Editions: Les Escales

ISBN: 9782365694636

Ma cote: 7 / 10

Ma chronique:

Un roman policier signé Gilly MacMillan qui n’en est pas à son coup d’essai, loin de là. Celui-ci est-il un coup de maître pour autant ? Pas tout à fait. Le fond de l’histoire est bon sans doute mais loin d’être original. Le lecteur aura probablement assez vite l’impression de lire un scénario de série Télé. Est-ce la faute du livre ? Probablement pas, pas plus, en tous cas que la faute des responsables de programmes qui nous servent les mêmes concepts à longueur de soirée.

Allez, calez-vous dans le fauteuil, livre sur les genoux ou TV allumée et pourquoi pas les deux ? Vous assistez à la découverte de deux cadavres près du cynodrome. Horreur, deux enfants ! Peu de temps après, les ossements humains d’une troisième personne sont amenés au jour par les ouvriers d’un chantier chargés d’augmenter la surface d’un parking d’une grande surface commerciale. Pas loin, juste à côté ! Les deux affaires sont-elles liées ? Et vous voilà à suivre, docilement et sans beaucoup de surprise une affaire type cold case ! Vieille histoire classée, coupable désigné et confondu comme tel au détriment d’une analyse  sérieuse de toutes les pistes qui auraient alors dû être envisagées et les sempiternelles questions : Pourquoi la police a-t-elle bouclé et plié si vite cette affaire ? Pourquoi de cette façon ? Qui protégeait qui ? Qui est pourri, ou le plus pourri dans cette histoire ? 

Je n’en dirai pas plus, il reste tout de même du plaisir à lire.

La nouveauté, dans l’écriture de ce récit, est l’introduction d’un pseudo-journaliste freelance d’investigation qui lance un podcast à épisodes, « L’heure de vérité »… Manière habile pour l’auteur de découpé son histoire, ses histoires, en tranches, plus facilement vendables aux lecteurs/auditeurs suivant ces reportages destinés aux voyeurs populaires qui se cachent derrière les nobles avides de pseudo-vérités entretenues pourtant sans aucune éthique par le baveux de service.

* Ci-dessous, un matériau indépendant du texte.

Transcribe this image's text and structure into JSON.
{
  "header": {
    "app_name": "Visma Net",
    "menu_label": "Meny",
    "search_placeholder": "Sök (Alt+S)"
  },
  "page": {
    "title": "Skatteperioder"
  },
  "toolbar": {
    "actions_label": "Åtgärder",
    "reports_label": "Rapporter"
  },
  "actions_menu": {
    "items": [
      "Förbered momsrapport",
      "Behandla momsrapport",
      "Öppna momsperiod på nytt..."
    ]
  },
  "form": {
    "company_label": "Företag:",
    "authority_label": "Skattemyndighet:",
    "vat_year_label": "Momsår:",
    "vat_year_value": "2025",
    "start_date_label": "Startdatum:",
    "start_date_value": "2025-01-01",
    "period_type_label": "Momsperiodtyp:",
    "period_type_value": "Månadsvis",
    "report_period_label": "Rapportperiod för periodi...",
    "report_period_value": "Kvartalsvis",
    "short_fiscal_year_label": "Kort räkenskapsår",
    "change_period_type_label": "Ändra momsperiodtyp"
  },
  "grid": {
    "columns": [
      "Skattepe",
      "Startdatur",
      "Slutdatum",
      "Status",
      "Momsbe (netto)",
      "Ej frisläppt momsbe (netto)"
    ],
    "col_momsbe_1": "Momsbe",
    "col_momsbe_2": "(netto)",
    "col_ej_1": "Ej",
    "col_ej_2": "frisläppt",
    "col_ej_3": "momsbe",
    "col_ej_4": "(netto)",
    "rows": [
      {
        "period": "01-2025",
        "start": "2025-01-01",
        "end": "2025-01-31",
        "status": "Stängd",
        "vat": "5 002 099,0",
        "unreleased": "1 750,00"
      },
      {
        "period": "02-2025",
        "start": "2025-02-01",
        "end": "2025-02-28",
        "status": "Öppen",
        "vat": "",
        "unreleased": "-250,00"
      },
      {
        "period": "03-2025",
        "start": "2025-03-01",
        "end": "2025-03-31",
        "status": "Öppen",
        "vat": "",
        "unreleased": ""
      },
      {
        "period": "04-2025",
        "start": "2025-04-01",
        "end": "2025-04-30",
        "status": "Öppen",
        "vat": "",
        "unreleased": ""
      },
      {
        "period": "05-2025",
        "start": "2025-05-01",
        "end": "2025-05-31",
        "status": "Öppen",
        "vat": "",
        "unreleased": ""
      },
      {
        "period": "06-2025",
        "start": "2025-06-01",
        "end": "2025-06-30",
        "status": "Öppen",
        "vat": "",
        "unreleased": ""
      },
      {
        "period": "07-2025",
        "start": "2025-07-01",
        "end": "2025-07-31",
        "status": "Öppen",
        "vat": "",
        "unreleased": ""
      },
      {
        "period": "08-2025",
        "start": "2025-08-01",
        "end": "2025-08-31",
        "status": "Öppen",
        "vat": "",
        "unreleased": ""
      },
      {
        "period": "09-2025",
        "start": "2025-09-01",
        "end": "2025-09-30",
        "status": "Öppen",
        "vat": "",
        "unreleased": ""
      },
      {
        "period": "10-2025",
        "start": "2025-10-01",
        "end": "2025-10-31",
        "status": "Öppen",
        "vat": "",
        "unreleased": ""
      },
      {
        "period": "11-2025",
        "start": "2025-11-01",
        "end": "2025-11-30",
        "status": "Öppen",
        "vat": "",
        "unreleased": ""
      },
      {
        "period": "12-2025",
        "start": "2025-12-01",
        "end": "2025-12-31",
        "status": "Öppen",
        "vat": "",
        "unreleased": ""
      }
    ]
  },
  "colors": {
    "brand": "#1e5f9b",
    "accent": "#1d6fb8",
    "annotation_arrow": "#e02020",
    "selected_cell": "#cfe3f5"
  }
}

De ce point de vue, il faut reconnaître que l’auteur utilise un penchant addictif de nombre de consommateurs du web ! Le faux, sur la Toile, est d’autant plus crédible qu’il est habillé de respectabilité factice dans le chef des chercheurs de like et followers. Moins les suiveurs auront de sens critique, plus les producteurs de vide seront gagnants ! Cruelle mais triste image de notre consommation de rumeurs destinées à nous faire oublier nos propres difficultés de vie. ‘Panem et circences’ disait les anciens, ‘Pizza et fake news’ continuent à nous asséner les maîtres des réseaux dits sociaux ! Gilly MacMillan surfe dessus, elle est de son temps !

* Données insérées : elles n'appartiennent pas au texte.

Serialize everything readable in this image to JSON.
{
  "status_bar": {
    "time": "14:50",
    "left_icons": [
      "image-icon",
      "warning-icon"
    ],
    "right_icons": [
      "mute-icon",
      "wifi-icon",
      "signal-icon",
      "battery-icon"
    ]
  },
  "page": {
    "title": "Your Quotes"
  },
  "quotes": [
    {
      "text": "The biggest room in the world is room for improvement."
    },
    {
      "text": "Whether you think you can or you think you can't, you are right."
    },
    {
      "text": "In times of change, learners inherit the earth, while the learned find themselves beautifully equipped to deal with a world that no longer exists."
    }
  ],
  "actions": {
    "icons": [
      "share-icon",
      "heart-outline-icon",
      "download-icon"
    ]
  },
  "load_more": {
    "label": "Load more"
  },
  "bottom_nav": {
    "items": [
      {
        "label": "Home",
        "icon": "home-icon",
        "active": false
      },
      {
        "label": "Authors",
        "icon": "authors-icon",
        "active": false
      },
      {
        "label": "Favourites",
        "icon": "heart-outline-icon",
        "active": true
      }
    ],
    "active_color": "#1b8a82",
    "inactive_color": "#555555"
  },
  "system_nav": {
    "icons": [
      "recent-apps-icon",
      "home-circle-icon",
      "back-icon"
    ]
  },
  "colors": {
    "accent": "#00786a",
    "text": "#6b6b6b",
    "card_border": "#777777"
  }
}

Mais l’écriture, autre image de notre époque, est parfois lourde, plombée à chaque début de nouveaux points de vue par ces bandes-annonces  publicitaires qui fidélisent les consommateurs pouvant se rattacher à leur feuilleton mais énervent les observateurs critiques qui savent tout de même déjà où ils sont…  Une fois de plus, sur la forme aussi, Gilly MacMillan surfe sur son temps ! Pourquoi aurait-elle tort ?

Je me suis donc trouvé en présence d’un livre respectant les codes, un livre qui aurait pu me plaire. Pourquoi n’ai-je donc pas vraiment accroché à ce récit ? Probablement parce que cette double facette de mon temps m’exaspère. Même si l’autrice, Gilly MacMillan, offre une image juste et fidèle de notre époque, j’ai pris conscience que je ne nourris aucun appétit pour l’entretien et la manipulation des rumeurs et je n’apprécie pas plus le matraquage publicitaire pour des émissions ou films vides de toutes valeurs humaines.

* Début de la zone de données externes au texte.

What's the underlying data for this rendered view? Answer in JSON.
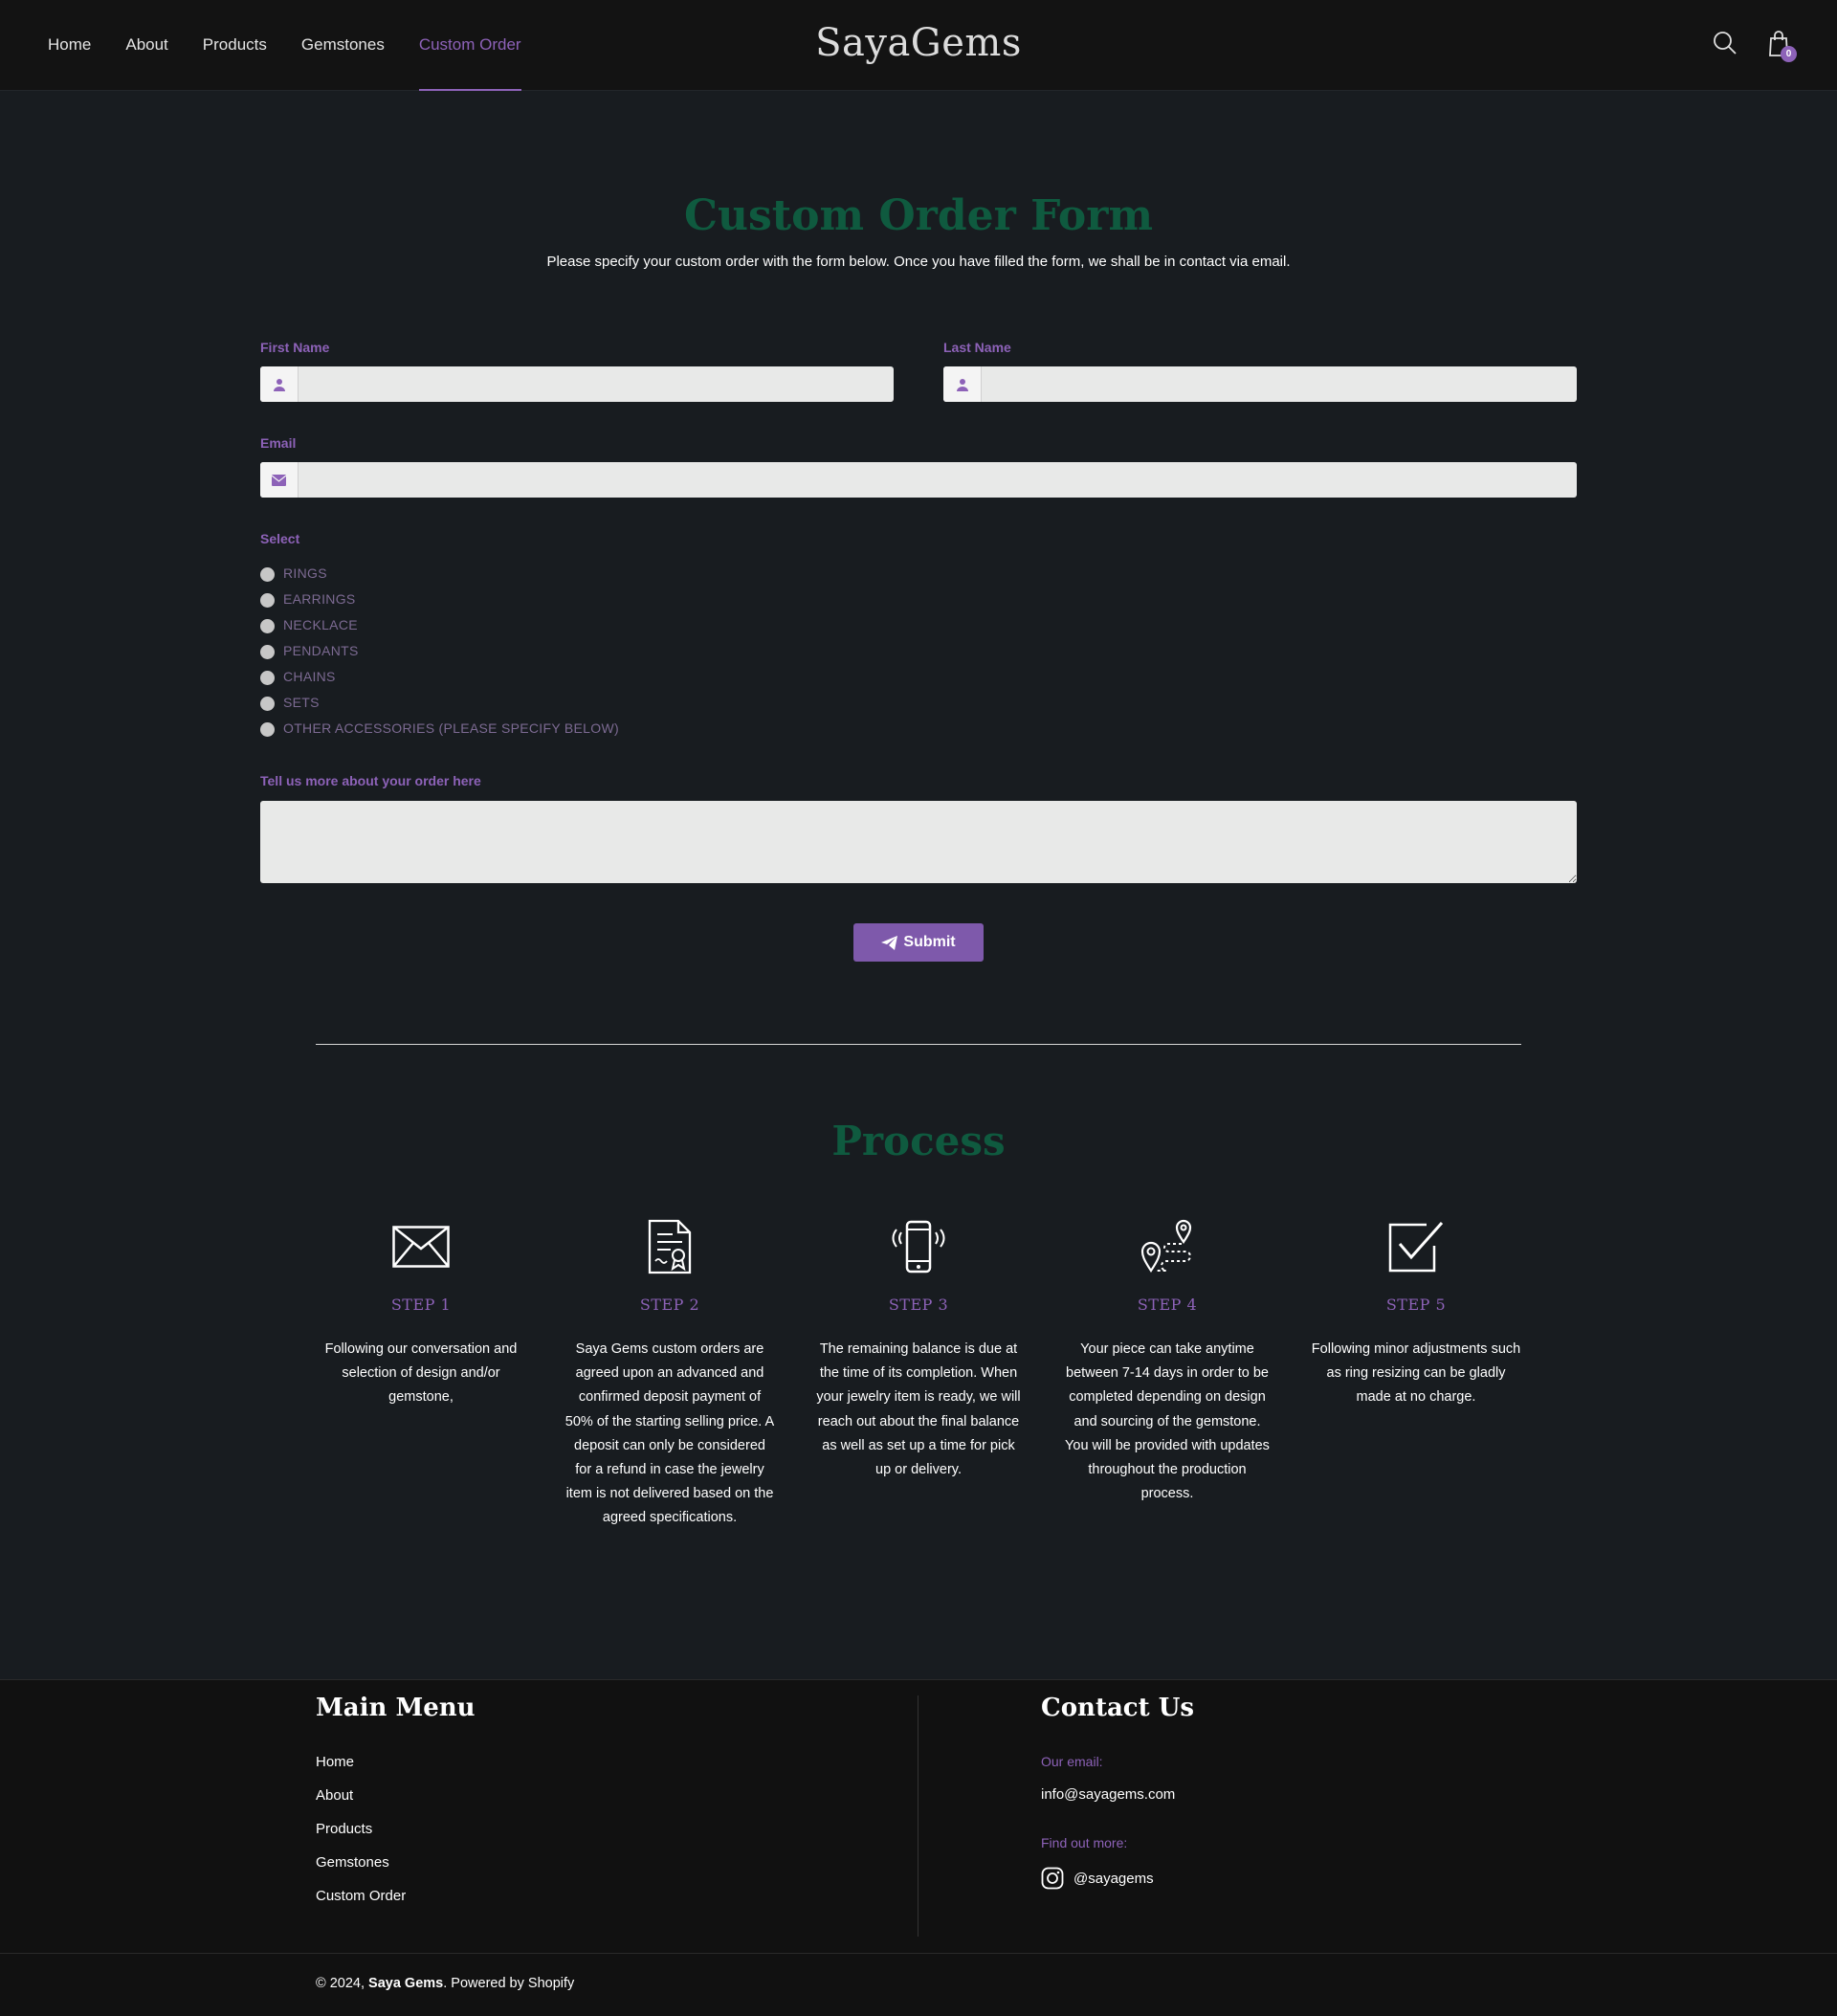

Il ne me restera de ce livre que la satisfaction d’avoir pointé sans y succomber ces deux faits de société qui ne font pas honneur à notre temps ! Merci donc à Gilly MacMillan qui a joué pour moi au miroir ‘réfléchissant’. Merci également à NetGalley, France et aux éditions les Escales pour leur confiance à mon égard.

A propos de l’autrice :

Gilly MacMillan est l’autrice de quatre romans publiés en Français par les Escales. Ne pars pas sans moi,  La Fille idéale, Les meilleurs amis du monde et celui qui nous occupent aujourd’hui, Je sais que tu sais. L’autrice, vit à Bristol et y exerce, en plus de l’Ecriture, le métier de professeur de photographie. « Je sais que tu sais » et « Les meilleurs amis du monde » sont actuellement dans les rayonnages de toute bonne librairie qui se respecte !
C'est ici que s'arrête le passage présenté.